42-letnia lubinianka wystawiła przedmiot na jednej z popularnych platform sprzedażowych. Chwilę po tym skontaktowała się z nią oszustka, która podesłała link, rzekomo przekierowujący do strony z nadaniem przesyłki. W rzeczywistości na fałszywej stronie kobieta udostępniła wszystkie dane do swojej karty płatniczej i straciła 1390 zł.
42-letnia mieszkanka Lubina padła ofiarą oszustwa. Kobieta wystawiła na sprzedaż na platformie internetowej robot kuchenny i po niedługim czasie za pomocą popularnego komunikatora skontaktowała się z nią osoba, która twierdziła, że chce zakupić przedmiot. Zdjęcie profilowe sprawcy miało wzbudzić zaufanie – była to kobieta z dzieckiem na rękach.

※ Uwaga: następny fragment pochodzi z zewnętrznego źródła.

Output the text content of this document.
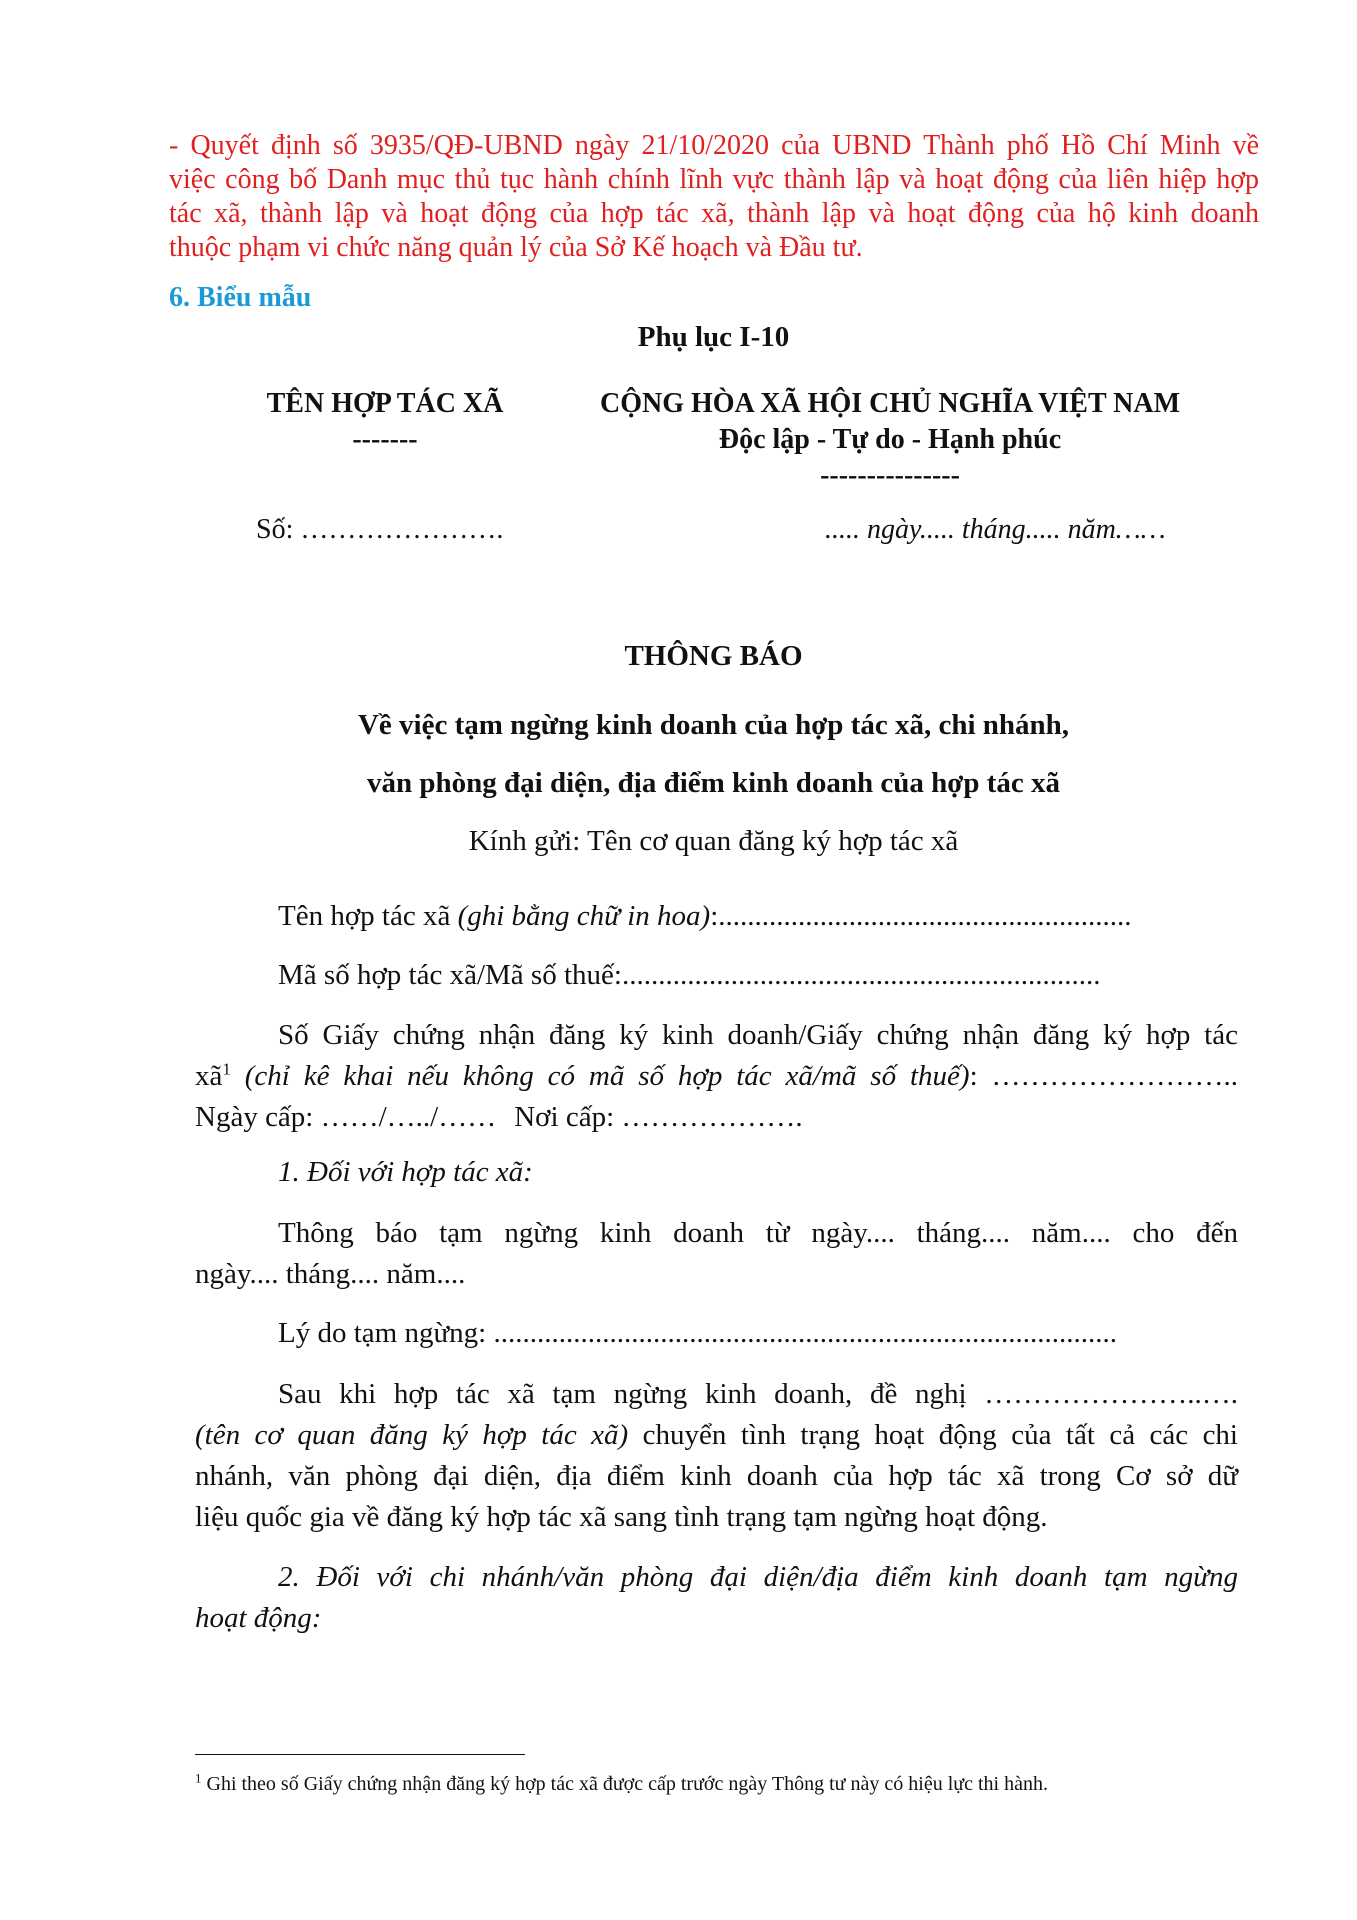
- Quyết định số 3935/QĐ-UBND ngày 21/10/2020 của UBND Thành phố Hồ Chí Minh về
việc công bố Danh mục thủ tục hành chính lĩnh vực thành lập và hoạt động của liên hiệp hợp
tác xã, thành lập và hoạt động của hợp tác xã, thành lập và hoạt động của hộ kinh doanh
thuộc phạm vi chức năng quản lý của Sở Kế hoạch và Đầu tư.
6. Biểu mẫu
Phụ lục I-10
TÊN HỢP TÁC XÃ
-------
Số: ………………….
CỘNG HÒA XÃ HỘI CHỦ NGHĨA VIỆT NAM
Độc lập - Tự do - Hạnh phúc
---------------
..... ngày..... tháng..... năm……
THÔNG BÁO
Về việc tạm ngừng kinh doanh của hợp tác xã, chi nhánh,
văn phòng đại diện, địa điểm kinh doanh của hợp tác xã
Kính gửi: Tên cơ quan đăng ký hợp tác xã
Tên hợp tác xã (ghi bằng chữ in hoa):.........................................................
Mã số hợp tác xã/Mã số thuế:..................................................................
Số Giấy chứng nhận đăng ký kinh doanh/Giấy chứng nhận đăng ký hợp tác
$xã^1$ (chỉ kê khai nếu không có mã số hợp tác xã/mã số thuế): ……………………..
Ngày cấp: ……/…../…… Nơi cấp: ……………….
1. Đối với hợp tác xã:
Thông báo tạm ngừng kinh doanh từ ngày.... tháng.... năm.... cho đến
ngày.... tháng.... năm....
Lý do tạm ngừng: ......................................................................................
Sau khi hợp tác xã tạm ngừng kinh doanh, đề nghị …………………..….
(tên cơ quan đăng ký hợp tác xã) chuyển tình trạng hoạt động của tất cả các chi
nhánh, văn phòng đại diện, địa điểm kinh doanh của hợp tác xã trong Cơ sở dữ
liệu quốc gia về đăng ký hợp tác xã sang tình trạng tạm ngừng hoạt động.
2. Đối với chi nhánh/văn phòng đại diện/địa điểm kinh doanh tạm ngừng
hoạt động:
$^1$ Ghi theo số Giấy chứng nhận đăng ký hợp tác xã được cấp trước ngày Thông tư này có hiệu lực thi hành.
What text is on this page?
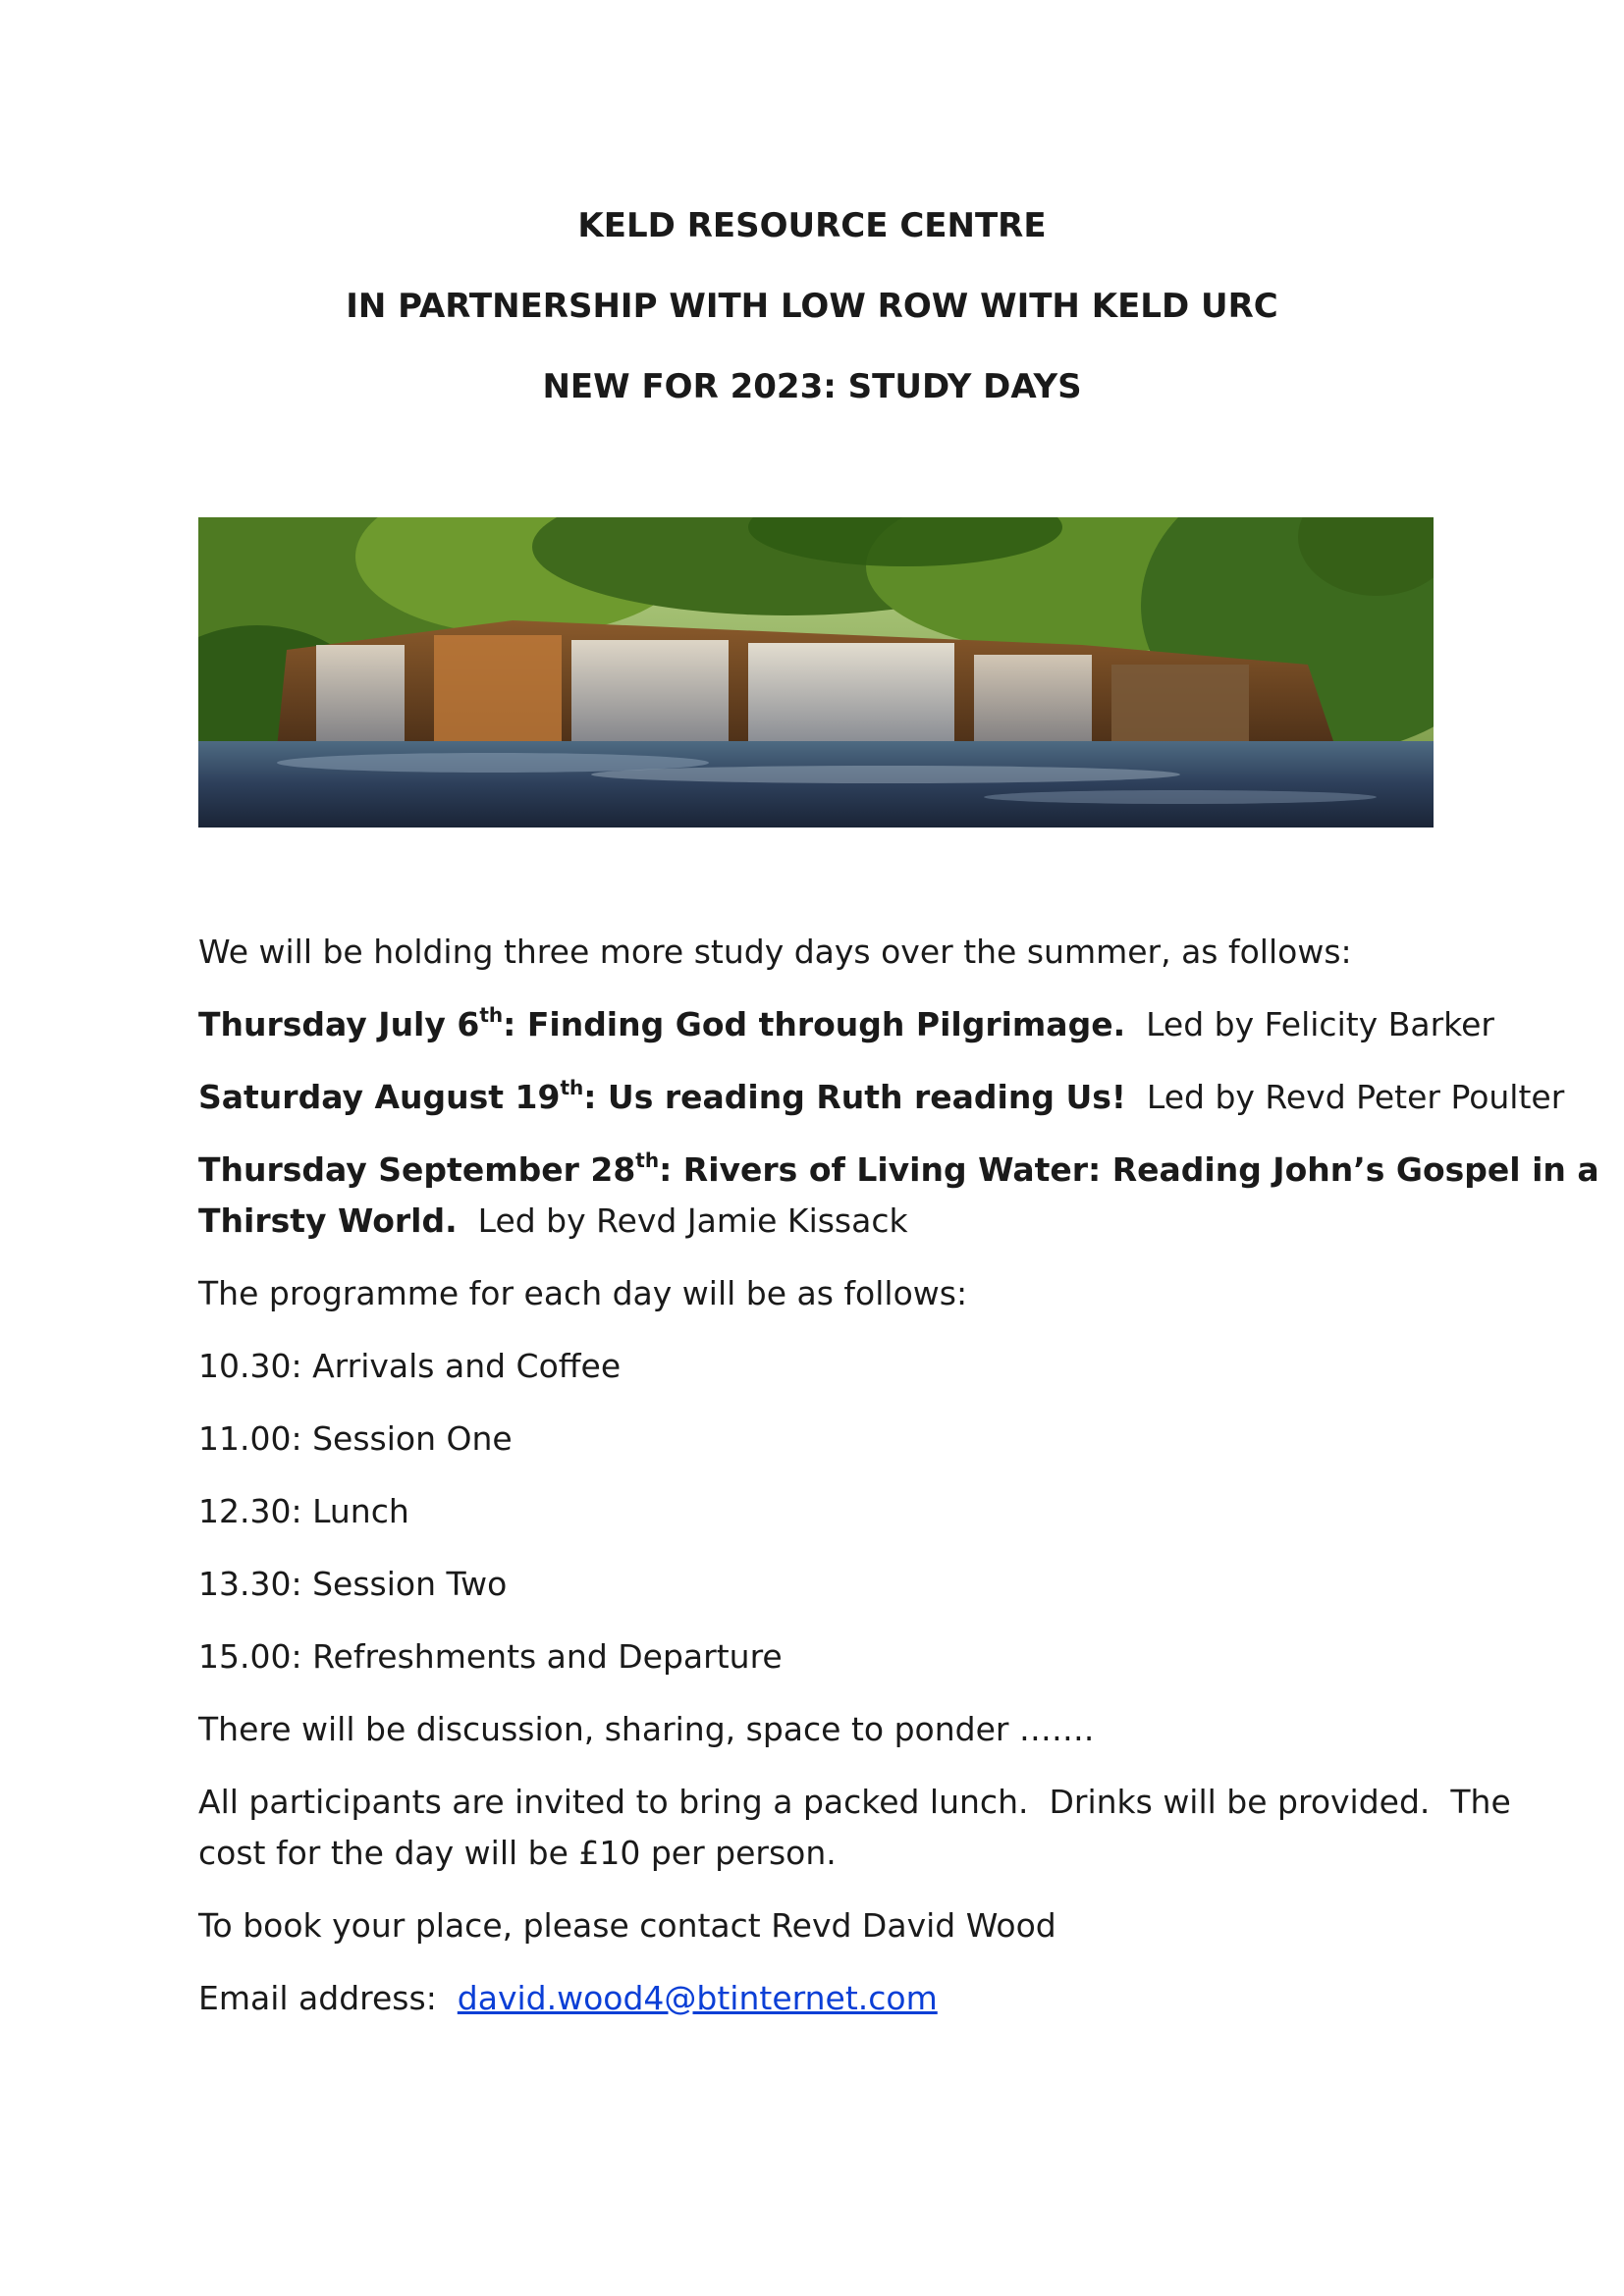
KELD RESOURCE CENTRE
IN PARTNERSHIP WITH LOW ROW WITH KELD URC
NEW FOR 2023: STUDY DAYS
We will be holding three more study days over the summer, as follows:
Thursday July 6th: Finding God through Pilgrimage.  Led by Felicity Barker
Saturday August 19th: Us reading Ruth reading Us!  Led by Revd Peter Poulter
Thursday September 28th: Rivers of Living Water: Reading John’s Gospel in a
Thirsty World.  Led by Revd Jamie Kissack
The programme for each day will be as follows:
10.30: Arrivals and Coffee
11.00: Session One
12.30: Lunch
13.30: Session Two
15.00: Refreshments and Departure
There will be discussion, sharing, space to ponder …….
All participants are invited to bring a packed lunch.  Drinks will be provided.  The
cost for the day will be £10 per person.
To book your place, please contact Revd David Wood
Email address:  david.wood4@btinternet.com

Oszust bądź oszustka podesłali sprzedającej link celem nadania paczki w który pokrzywdzona weszła. Następnie po wybraniu ikony swojego banku została kolejny raz przekierowana na stronę łudząco podobną do bankowej. Tam podała wszelkie dane do swojej karty płatniczej. W ten sposób dała oszustom pełen dostęp do środków na karcie. Jak się okazało, chwilę potem, z jej konta zostały dokonane dwie wypłaty kodami blik i jeden przelew na inne konto. W sumie lubinianka straciła 1390 złotych. Na szczęście bank zablokował dalsze operacje na karcie mając podejrzenie oszustwa, więc straty mogły być większe. – mówi Sylwia Serafin, oficer prasowy KPP w Lubinie.